Mississippi coast casinos open for now as Isaac heads their way

GULFPORT, Miss. -- City, county and school officials, as well as gaming commissioners, will decide today about closings in the wake of Tropical Storm Isaac, which is expected to reach hurricane strength today.

All schools and city offices and the casinos were expected to be open today, as everyone gets ready for Isaac's landfall on the northern Gulf Coast and possibly in South Mississippi.

Gov. Phil Bryant declared a state of emergency Sunday afternoon.

"While the track of the storm may change, Mississippians need to make preparations now," he said. "I urge Mississippians to heed all warnings and evacuation orders by local and state officials."

The governor also authorized the Mississippi National Guard to deploy 10 people to the Coast.

Robert Latham, director of the state's emergency management agency said the emergency response team was sent to the Coast on Sunday. The team includes representatives from various state departments and MEMA.

"Every level of government is prepared," Latham said.

No mandatory evacuations were issued Sunday, but emergency managers said residents need to monitor the storm closely.

"People need to know if they live in a low-lying area," said Rupert Lacy, director of the Harrison County EMA. "If they do, they need to move to higher ground."

Lacy said decisions about shelters also will be made Monday.

"This is a major storm, and we have to be very prudent about decision making," he said. "But we don't want people to be in shelters if they don't need to be."

Several cities along the Coast declared states of emergency Sunday, and Long Beach ordered boats and other vessels south of U.S. 90 to be removed from the city's harbor. Mayor Billy Skellie also recommended residents in low-lying areas south of the railroad tracks leave their homes.

Some cities and counties along the Coast provided sand and bags for residents.

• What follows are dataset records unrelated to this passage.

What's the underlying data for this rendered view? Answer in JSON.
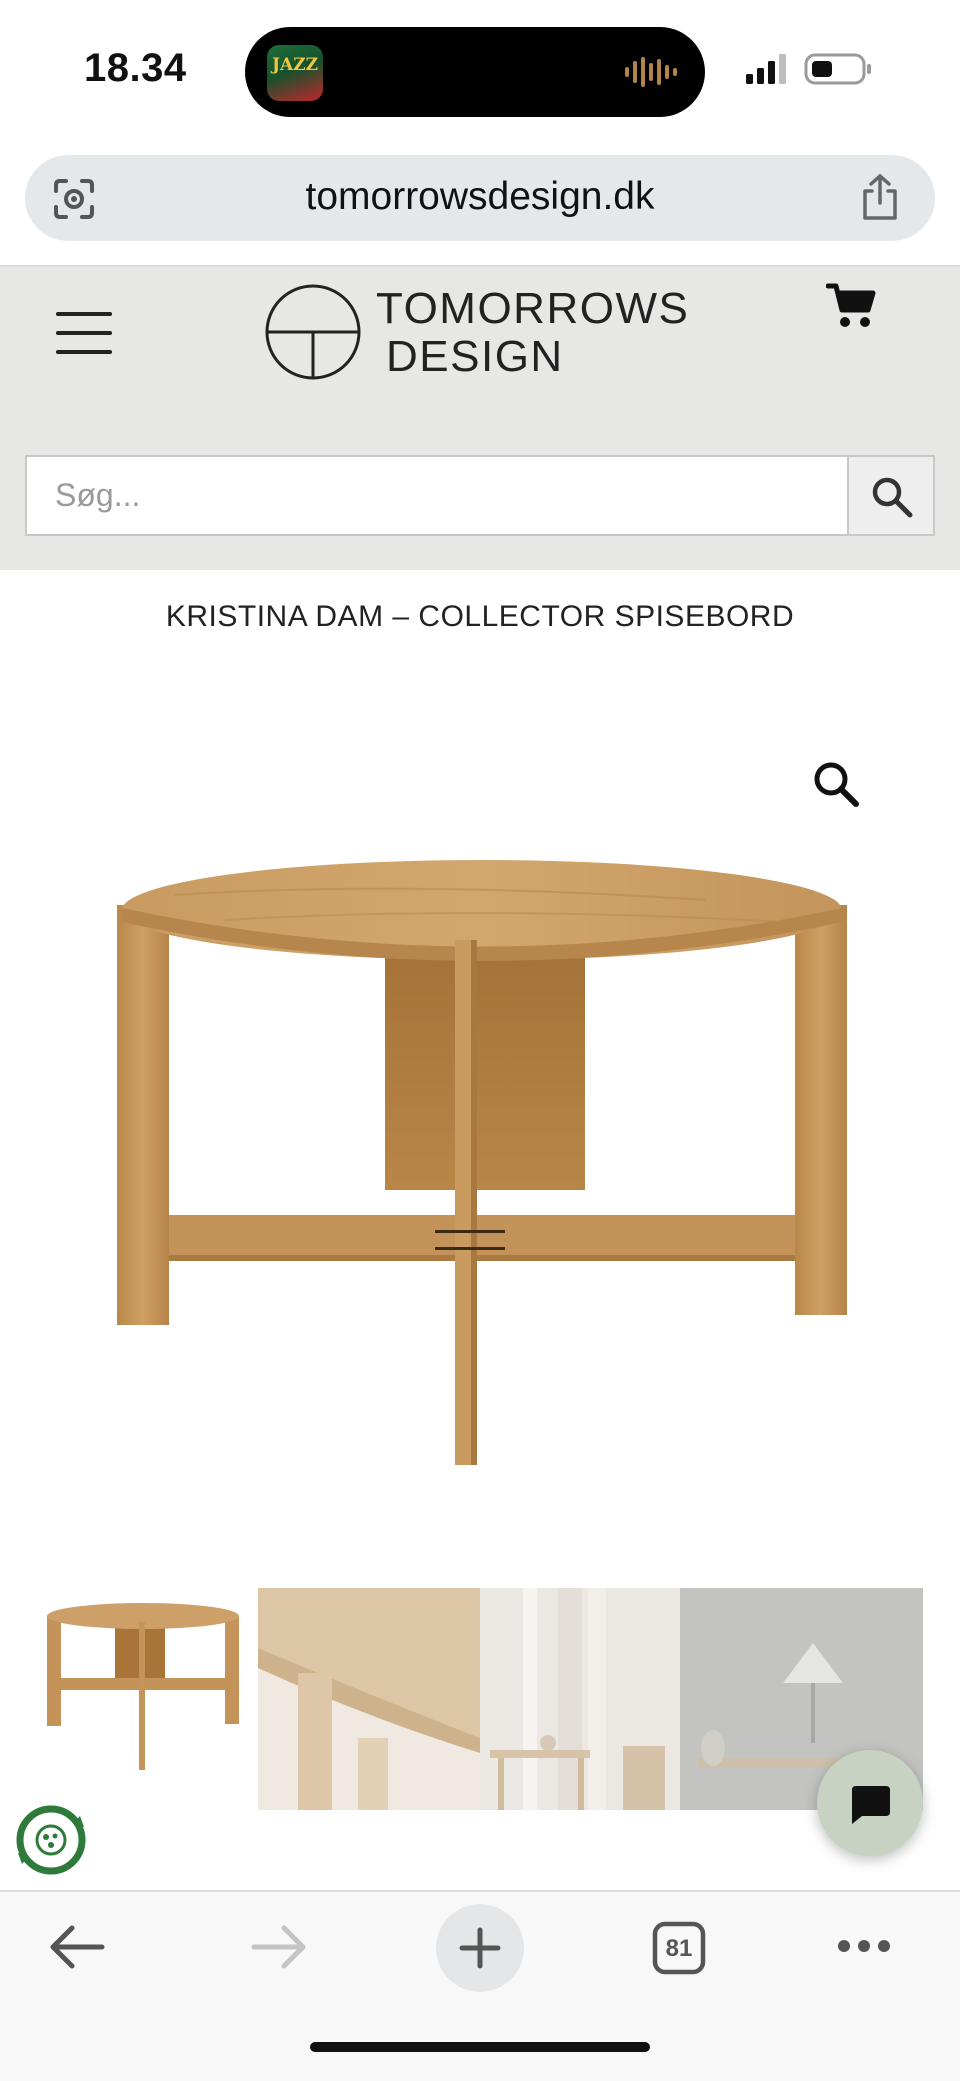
{
  "status_bar": {
    "time": "18.34",
    "now_playing_art_text": "JAZZ",
    "signal_icon": "cellular-signal-icon",
    "battery_icon": "battery-low-icon"
  },
  "browser": {
    "url": "tomorrowsdesign.dk",
    "left_icon": "visual-lookup-icon",
    "share_icon": "share-icon",
    "tabs_count": "81",
    "back_icon": "arrow-left-icon",
    "forward_icon": "arrow-right-icon",
    "new_tab_icon": "plus-icon",
    "more_icon": "more-dots-icon"
  },
  "site": {
    "logo_line1": "TOMORROWS",
    "logo_line2": "DESIGN",
    "menu_icon": "hamburger-menu-icon",
    "cart_icon": "shopping-cart-icon",
    "search_placeholder": "Søg...",
    "search_icon": "search-icon"
  },
  "product": {
    "title": "KRISTINA DAM – COLLECTOR SPISEBORD",
    "zoom_icon": "magnifier-icon",
    "image_subject": "round oak dining table",
    "thumbnail_count": 2
  },
  "widgets": {
    "chat_icon": "chat-bubble-icon",
    "eco_badge_icon": "eco-recycle-badge-icon"
  },
  "colors": {
    "header_bg": "#e7e8e6",
    "url_bar_bg": "#e5e8ea",
    "chat_button_bg": "#c7d2c2",
    "oak": "#c99b62"
  }
}
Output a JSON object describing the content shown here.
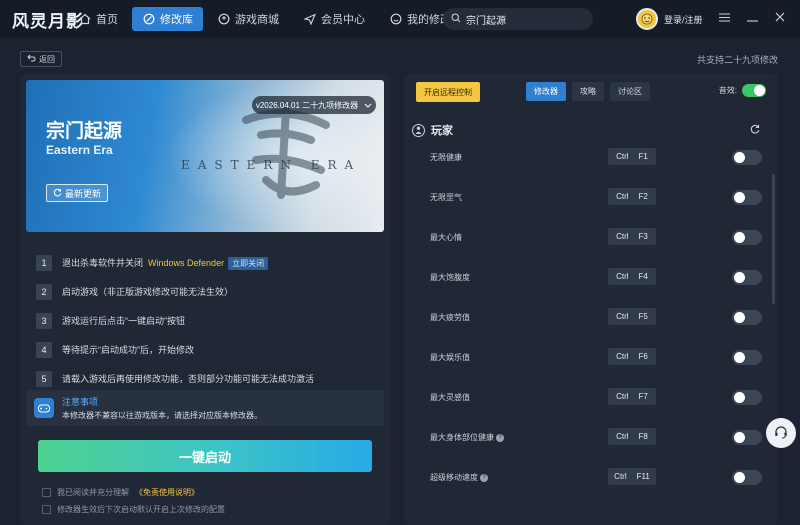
{
  "app": {
    "logo_text": "风灵月影"
  },
  "nav": {
    "items": [
      {
        "label": "首页",
        "icon": "home-icon"
      },
      {
        "label": "修改库",
        "icon": "library-icon",
        "active": true
      },
      {
        "label": "游戏商城",
        "icon": "gamepad-icon"
      },
      {
        "label": "会员中心",
        "icon": "send-icon"
      },
      {
        "label": "我的修改器",
        "icon": "smile-icon"
      }
    ]
  },
  "search": {
    "value": "宗门起源"
  },
  "user": {
    "login_label": "登录/注册"
  },
  "subbar": {
    "back_label": "返回",
    "support_text": "共支持二十九项修改"
  },
  "game": {
    "title": "宗门起源",
    "title_en": "Eastern Era",
    "banner_en_text": "EASTERN ERA",
    "update_label": "最新更新",
    "version": "v2026.04.01 二十九项修改器"
  },
  "steps": [
    {
      "num": "1",
      "text": "退出杀毒软件并关闭",
      "highlight": "Windows Defender",
      "button": "立即关闭"
    },
    {
      "num": "2",
      "text": "启动游戏（非正版游戏修改可能无法生效）"
    },
    {
      "num": "3",
      "text": "游戏运行后点击“一键启动”按钮"
    },
    {
      "num": "4",
      "text": "等待提示“启动成功”后，开始修改"
    },
    {
      "num": "5",
      "text": "请载入游戏后再使用修改功能，否则部分功能可能无法成功激活"
    }
  ],
  "notice": {
    "title": "注意事项",
    "text": "本修改器不兼容以往游戏版本，请选择对应版本修改器。"
  },
  "launch": {
    "label": "一键启动"
  },
  "checks": {
    "agree_prefix": "我已阅读并充分理解",
    "agree_link": "《免责使用说明》",
    "remember": "修改器生效后下次启动默认开启上次修改的配置"
  },
  "right": {
    "remote_label": "开启远程控制",
    "tabs": [
      {
        "label": "修改器",
        "active": true
      },
      {
        "label": "攻略"
      },
      {
        "label": "讨论区"
      }
    ],
    "sound_label": "音效:",
    "section_title": "玩家",
    "features": [
      {
        "name": "无限健康",
        "key": "Ctrl",
        "fkey": "F1",
        "help": false
      },
      {
        "name": "无限罡气",
        "key": "Ctrl",
        "fkey": "F2",
        "help": false
      },
      {
        "name": "最大心情",
        "key": "Ctrl",
        "fkey": "F3",
        "help": false
      },
      {
        "name": "最大饱腹度",
        "key": "Ctrl",
        "fkey": "F4",
        "help": false
      },
      {
        "name": "最大疲劳值",
        "key": "Ctrl",
        "fkey": "F5",
        "help": false
      },
      {
        "name": "最大娱乐值",
        "key": "Ctrl",
        "fkey": "F6",
        "help": false
      },
      {
        "name": "最大灵感值",
        "key": "Ctrl",
        "fkey": "F7",
        "help": false
      },
      {
        "name": "最大身体部位健康",
        "key": "Ctrl",
        "fkey": "F8",
        "help": true
      },
      {
        "name": "超级移动速度",
        "key": "Ctrl",
        "fkey": "F11",
        "help": true
      }
    ]
  },
  "colors": {
    "accent": "#2f7fd3",
    "highlight": "#f2c640",
    "toggle_on": "#3cc46b"
  }
}
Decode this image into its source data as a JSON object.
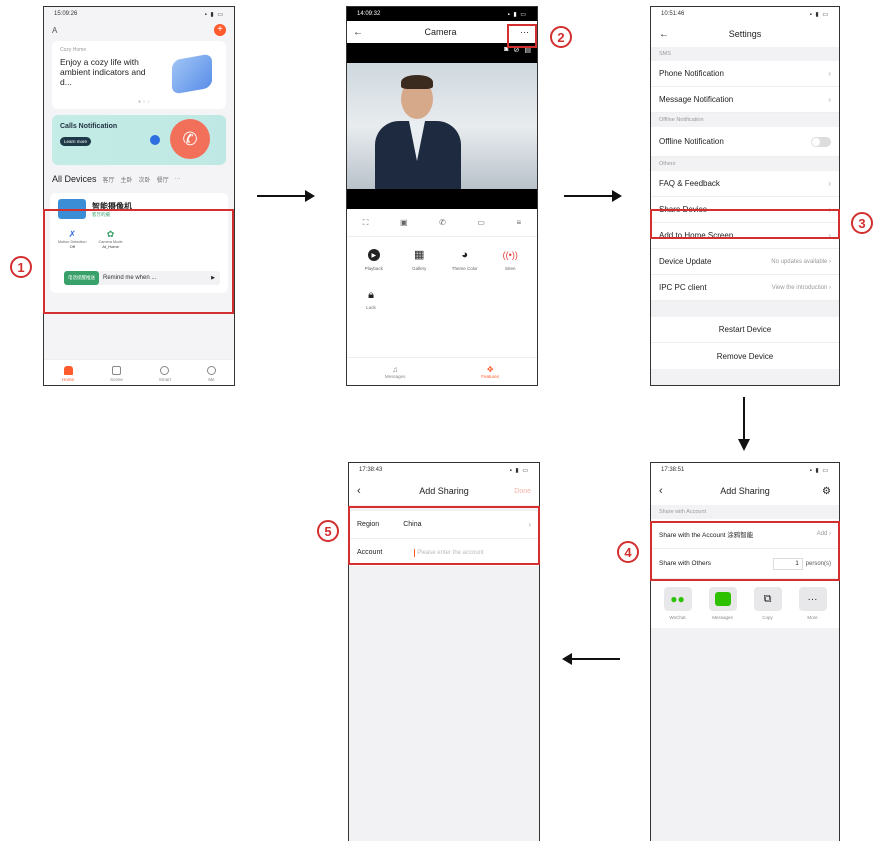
{
  "steps": {
    "s1": "1",
    "s2": "2",
    "s3": "3",
    "s4": "4",
    "s5": "5"
  },
  "home": {
    "time": "15:09:26",
    "home_selector": "A",
    "banner_tag": "Cozy Home",
    "banner_text": "Enjoy a cozy life with ambient indicators and d...",
    "calls_title": "Calls Notification",
    "calls_btn": "Learn more",
    "tabs": [
      "All Devices",
      "客厅",
      "主卧",
      "次卧",
      "餐厅",
      "···"
    ],
    "device_name": "智能摄像机",
    "device_sub": "客厅的摄",
    "feat1_label": "Motion Detection",
    "feat1_value": "Off",
    "feat2_label": "Camera Mode",
    "feat2_value": "At_Home",
    "remind_tag": "电话提醒推送",
    "remind_text": "Remind me when ...",
    "nav": [
      "Home",
      "Scene",
      "Smart",
      "Me"
    ],
    "colors": {
      "accent": "#ff5a2b",
      "teal": "#bfe8e4"
    }
  },
  "camera": {
    "time": "14:09:32",
    "title": "Camera",
    "more": "···",
    "features": [
      {
        "label": "Playback",
        "icon": "play-icon"
      },
      {
        "label": "Gallery",
        "icon": "gallery-icon"
      },
      {
        "label": "Theme Color",
        "icon": "palette-icon"
      },
      {
        "label": "Siren",
        "icon": "siren-icon"
      }
    ],
    "lock_label": "Lock",
    "nav": [
      "Messages",
      "Features"
    ]
  },
  "settings": {
    "time": "10:51:46",
    "title": "Settings",
    "sec1": "SMS",
    "phone_notification": "Phone Notification",
    "message_notification": "Message Notification",
    "sec2": "Offline Notification",
    "offline_notification": "Offline Notification",
    "sec3": "Others",
    "faq": "FAQ & Feedback",
    "share_device": "Share Device",
    "add_home": "Add to Home Screen",
    "device_update": "Device Update",
    "device_update_val": "No updates available",
    "ipc": "IPC PC client",
    "ipc_val": "View the introduction",
    "restart": "Restart Device",
    "remove": "Remove Device"
  },
  "share": {
    "time": "17:38:51",
    "title": "Add Sharing",
    "section": "Share with Account",
    "account_row": "Share with the Account 涂鸦智能",
    "add": "Add",
    "others_row": "Share with Others",
    "count": "1",
    "unit": "person(s)",
    "apps": [
      {
        "label": "WeChat",
        "icon": "wechat-icon"
      },
      {
        "label": "Messages",
        "icon": "messages-icon"
      },
      {
        "label": "Copy",
        "icon": "copy-icon"
      },
      {
        "label": "More",
        "icon": "more-icon"
      }
    ]
  },
  "account": {
    "time": "17:38:43",
    "title": "Add Sharing",
    "done": "Done",
    "region_label": "Region",
    "region_value": "China",
    "account_label": "Account",
    "account_placeholder": "Please enter the account"
  }
}
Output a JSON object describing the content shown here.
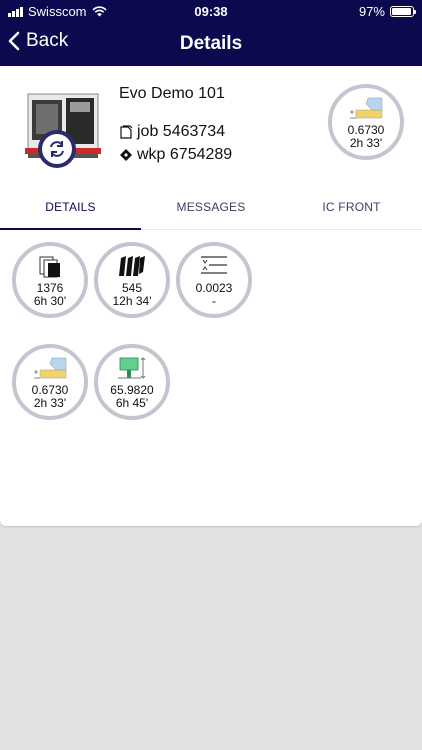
{
  "status_bar": {
    "carrier": "Swisscom",
    "time": "09:38",
    "battery": "97%",
    "battery_level": 0.97
  },
  "nav": {
    "back_label": "Back",
    "title": "Details"
  },
  "machine": {
    "name": "Evo Demo 101",
    "job_label": "job 5463734",
    "wkp_label": "wkp 6754289"
  },
  "header_gauge": {
    "value": "0.6730",
    "time": "2h 33'"
  },
  "tabs": [
    {
      "label": "DETAILS",
      "active": true
    },
    {
      "label": "MESSAGES",
      "active": false
    },
    {
      "label": "IC FRONT",
      "active": false
    }
  ],
  "gauges": [
    {
      "icon": "documents-icon",
      "value": "1376",
      "time": "6h 30'"
    },
    {
      "icon": "parts-icon",
      "value": "545",
      "time": "12h 34'"
    },
    {
      "icon": "tolerance-icon",
      "value": "0.0023",
      "time": "-"
    },
    {
      "icon": "tool-wear-icon",
      "value": "0.6730",
      "time": "2h 33'"
    },
    {
      "icon": "measurement-icon",
      "value": "65.9820",
      "time": "6h 45'"
    }
  ],
  "colors": {
    "nav_background": "#0c0a4e",
    "gauge_ring": "#c6c4d1",
    "page_background": "#e2e2e2"
  }
}
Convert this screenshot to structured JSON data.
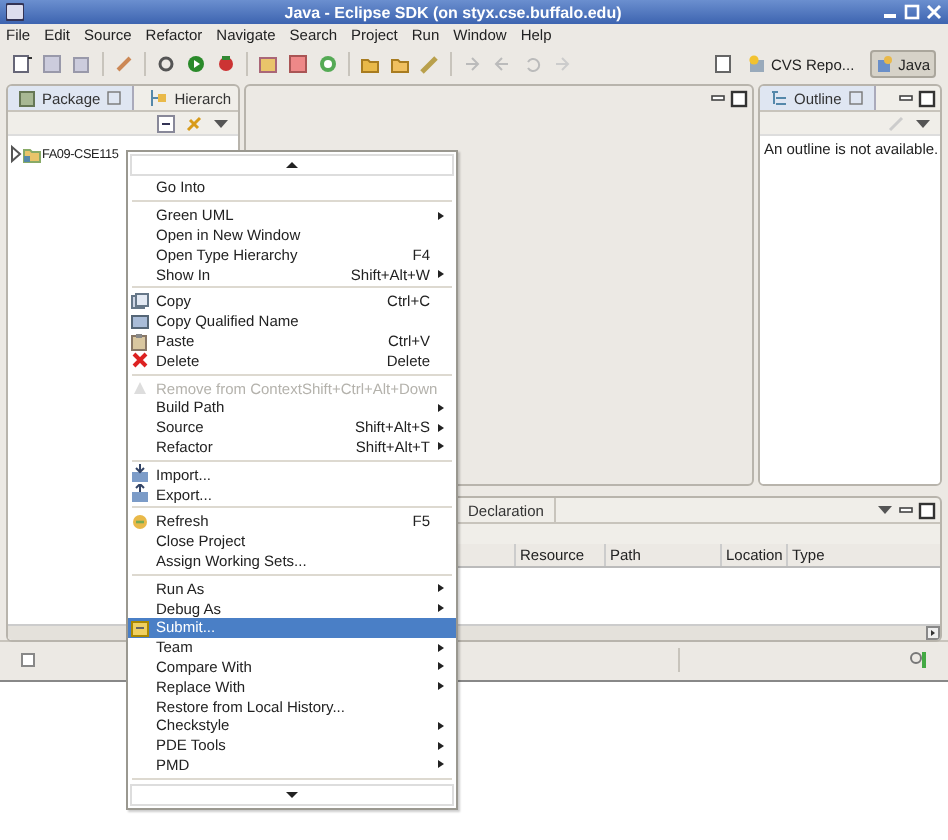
{
  "window": {
    "title": "Java - Eclipse SDK  (on styx.cse.buffalo.edu)"
  },
  "menubar": [
    "File",
    "Edit",
    "Source",
    "Refactor",
    "Navigate",
    "Search",
    "Project",
    "Run",
    "Window",
    "Help"
  ],
  "perspectives": [
    {
      "label": "CVS Repo...",
      "selected": false
    },
    {
      "label": "Java",
      "selected": true
    }
  ],
  "package_explorer": {
    "tabs": [
      {
        "label": "Package",
        "selected": true
      },
      {
        "label": "Hierarch",
        "selected": false
      }
    ],
    "tree": [
      {
        "label": "FA09-CSE115",
        "expanded": false
      }
    ]
  },
  "outline": {
    "tab": "Outline",
    "message": "An outline is not available."
  },
  "bottom_panel": {
    "tabs": [
      {
        "label": "Declaration",
        "selected": false
      }
    ],
    "columns": [
      "Resource",
      "Path",
      "Location",
      "Type"
    ]
  },
  "context_menu": {
    "items": [
      {
        "kind": "item",
        "label": "Go Into",
        "submenu": false,
        "disabled": false,
        "selected": false
      },
      {
        "kind": "separator"
      },
      {
        "kind": "item",
        "label": "Green UML",
        "submenu": true,
        "disabled": false,
        "selected": false
      },
      {
        "kind": "item",
        "label": "Open in New Window",
        "submenu": false,
        "disabled": false,
        "selected": false
      },
      {
        "kind": "item",
        "label": "Open Type Hierarchy",
        "shortcut": "F4",
        "submenu": false,
        "disabled": false,
        "selected": false
      },
      {
        "kind": "item",
        "label": "Show In",
        "shortcut": "Shift+Alt+W",
        "submenu": true,
        "disabled": false,
        "selected": false
      },
      {
        "kind": "separator"
      },
      {
        "kind": "item",
        "label": "Copy",
        "shortcut": "Ctrl+C",
        "submenu": false,
        "disabled": false,
        "selected": false
      },
      {
        "kind": "item",
        "label": "Copy Qualified Name",
        "submenu": false,
        "disabled": false,
        "selected": false
      },
      {
        "kind": "item",
        "label": "Paste",
        "shortcut": "Ctrl+V",
        "submenu": false,
        "disabled": false,
        "selected": false
      },
      {
        "kind": "item",
        "label": "Delete",
        "shortcut": "Delete",
        "submenu": false,
        "disabled": false,
        "selected": false
      },
      {
        "kind": "separator"
      },
      {
        "kind": "item",
        "label": "Remove from Context",
        "shortcut": "Shift+Ctrl+Alt+Down",
        "submenu": false,
        "disabled": true,
        "selected": false
      },
      {
        "kind": "item",
        "label": "Build Path",
        "submenu": true,
        "disabled": false,
        "selected": false
      },
      {
        "kind": "item",
        "label": "Source",
        "shortcut": "Shift+Alt+S",
        "submenu": true,
        "disabled": false,
        "selected": false
      },
      {
        "kind": "item",
        "label": "Refactor",
        "shortcut": "Shift+Alt+T",
        "submenu": true,
        "disabled": false,
        "selected": false
      },
      {
        "kind": "separator"
      },
      {
        "kind": "item",
        "label": "Import...",
        "submenu": false,
        "disabled": false,
        "selected": false
      },
      {
        "kind": "item",
        "label": "Export...",
        "submenu": false,
        "disabled": false,
        "selected": false
      },
      {
        "kind": "separator"
      },
      {
        "kind": "item",
        "label": "Refresh",
        "shortcut": "F5",
        "submenu": false,
        "disabled": false,
        "selected": false
      },
      {
        "kind": "item",
        "label": "Close Project",
        "submenu": false,
        "disabled": false,
        "selected": false
      },
      {
        "kind": "item",
        "label": "Assign Working Sets...",
        "submenu": false,
        "disabled": false,
        "selected": false
      },
      {
        "kind": "separator"
      },
      {
        "kind": "item",
        "label": "Run As",
        "submenu": true,
        "disabled": false,
        "selected": false
      },
      {
        "kind": "item",
        "label": "Debug As",
        "submenu": true,
        "disabled": false,
        "selected": false
      },
      {
        "kind": "item",
        "label": "Submit...",
        "submenu": false,
        "disabled": false,
        "selected": true
      },
      {
        "kind": "item",
        "label": "Team",
        "submenu": true,
        "disabled": false,
        "selected": false
      },
      {
        "kind": "item",
        "label": "Compare With",
        "submenu": true,
        "disabled": false,
        "selected": false
      },
      {
        "kind": "item",
        "label": "Replace With",
        "submenu": true,
        "disabled": false,
        "selected": false
      },
      {
        "kind": "item",
        "label": "Restore from Local History...",
        "submenu": false,
        "disabled": false,
        "selected": false
      },
      {
        "kind": "item",
        "label": "Checkstyle",
        "submenu": true,
        "disabled": false,
        "selected": false
      },
      {
        "kind": "item",
        "label": "PDE Tools",
        "submenu": true,
        "disabled": false,
        "selected": false
      },
      {
        "kind": "item",
        "label": "PMD",
        "submenu": true,
        "disabled": false,
        "selected": false
      },
      {
        "kind": "separator"
      }
    ]
  }
}
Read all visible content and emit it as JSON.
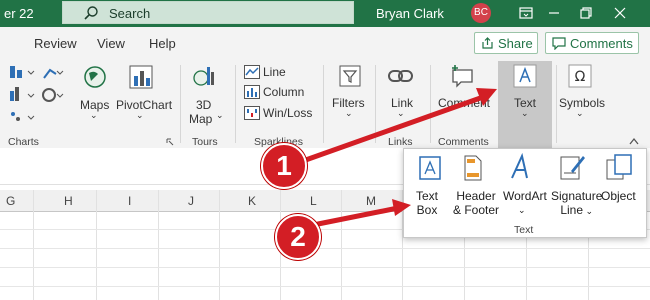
{
  "titlebar": {
    "doc_fragment": "er 22",
    "search_placeholder": "Search",
    "user_name": "Bryan Clark",
    "avatar_initials": "BC"
  },
  "tabs": [
    "Review",
    "View",
    "Help"
  ],
  "top_buttons": {
    "share": "Share",
    "comments": "Comments"
  },
  "ribbon": {
    "maps": "Maps",
    "pivotchart": "PivotChart",
    "map3d": [
      "3D",
      "Map"
    ],
    "sparklines": [
      "Line",
      "Column",
      "Win/Loss"
    ],
    "filters": "Filters",
    "link": "Link",
    "comment": "Comment",
    "text": "Text",
    "symbols": "Symbols",
    "groups": {
      "charts": "Charts",
      "tours": "Tours",
      "sparklines": "Sparklines",
      "links": "Links",
      "comments": "Comments"
    }
  },
  "text_dropdown": {
    "items": [
      {
        "line1": "Text",
        "line2": "Box"
      },
      {
        "line1": "Header",
        "line2": "& Footer"
      },
      {
        "line1": "WordArt",
        "line2": ""
      },
      {
        "line1": "Signature",
        "line2": "Line"
      },
      {
        "line1": "Object",
        "line2": ""
      }
    ],
    "group_label": "Text"
  },
  "columns": [
    "G",
    "H",
    "I",
    "J",
    "K",
    "L",
    "M"
  ],
  "annotations": {
    "step1": "1",
    "step2": "2"
  },
  "colors": {
    "title_bar": "#217346",
    "annotation_red": "#d31e25",
    "avatar": "#d3414b"
  }
}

at 7 a.m. Monday, Isaac was about 400 miles southeast of the mouth of the Mississippi with winds of 65 mph and was moving west northwest at 14 mph. The storm was having trouble developing, but meteorologists expect it to reach hurricane strength sometime Monday and make landfall either late Tuesday or early Wednesday, the seventh anniversary of Hurricane Katrina.

Forecasters warn that no matter where Isaac makes landfall, residents along the Gulf Coast will see heavy rain, wind and storm surge as Isaac is about 800 miles wide.

The National Hurricane Center issued a hurricane warning Sunday afternoon from Morgan City, La., to Destin, Fla.

A tropical storm is considered a hurricane when it reaches maximum sustained winds of 74 mph, and officials believe the storm could reach hurricane strength later Sunday, becoming a Category 1 or Category 2 hurricane before landfall.

A Category 1 storm has winds of 74-95 mph. A Category 2 storm has winds of 96-110 mph.

Isaac began lashing the Florida Keys late Sunday morning, and though its wind speed lessened a bit throughout the day, emergency officials urged South Mississippi residents to prepare now in case Isaac heads for the Mississippi Coast,

The next 12 to 24 hours will be a critical time for watching where Isaac appears to be heading, Lacy said.

"Within the next day, we will get a better idea of where it decides to make its presence known," he said. "We're not out of the woods yet, but people who have not started making plans should seriously think about it now."

That includes plans for possible evacuation, gathering emergency food and water supplies and securing loose property outdoors that could become a flying projectile.

With hurricane models showing the projected path turning a bit west, South Mississippi residents need to take the possibility of landfall here seriously, Lacy said.

"It's a beautiful day, and it's a great time to go ahead and make preparations. Don't let your guard down. If it starts to turn crappy, so be it. We will move forward with whatever we have to deal with."

The National Weather Service in New Orleans issued a flood warning Sunday for the Tchoutacabouffa and Wolf rivers. The flood stage for each is 8 feet, but both are expected to crest at 9.5 feet Wednesday.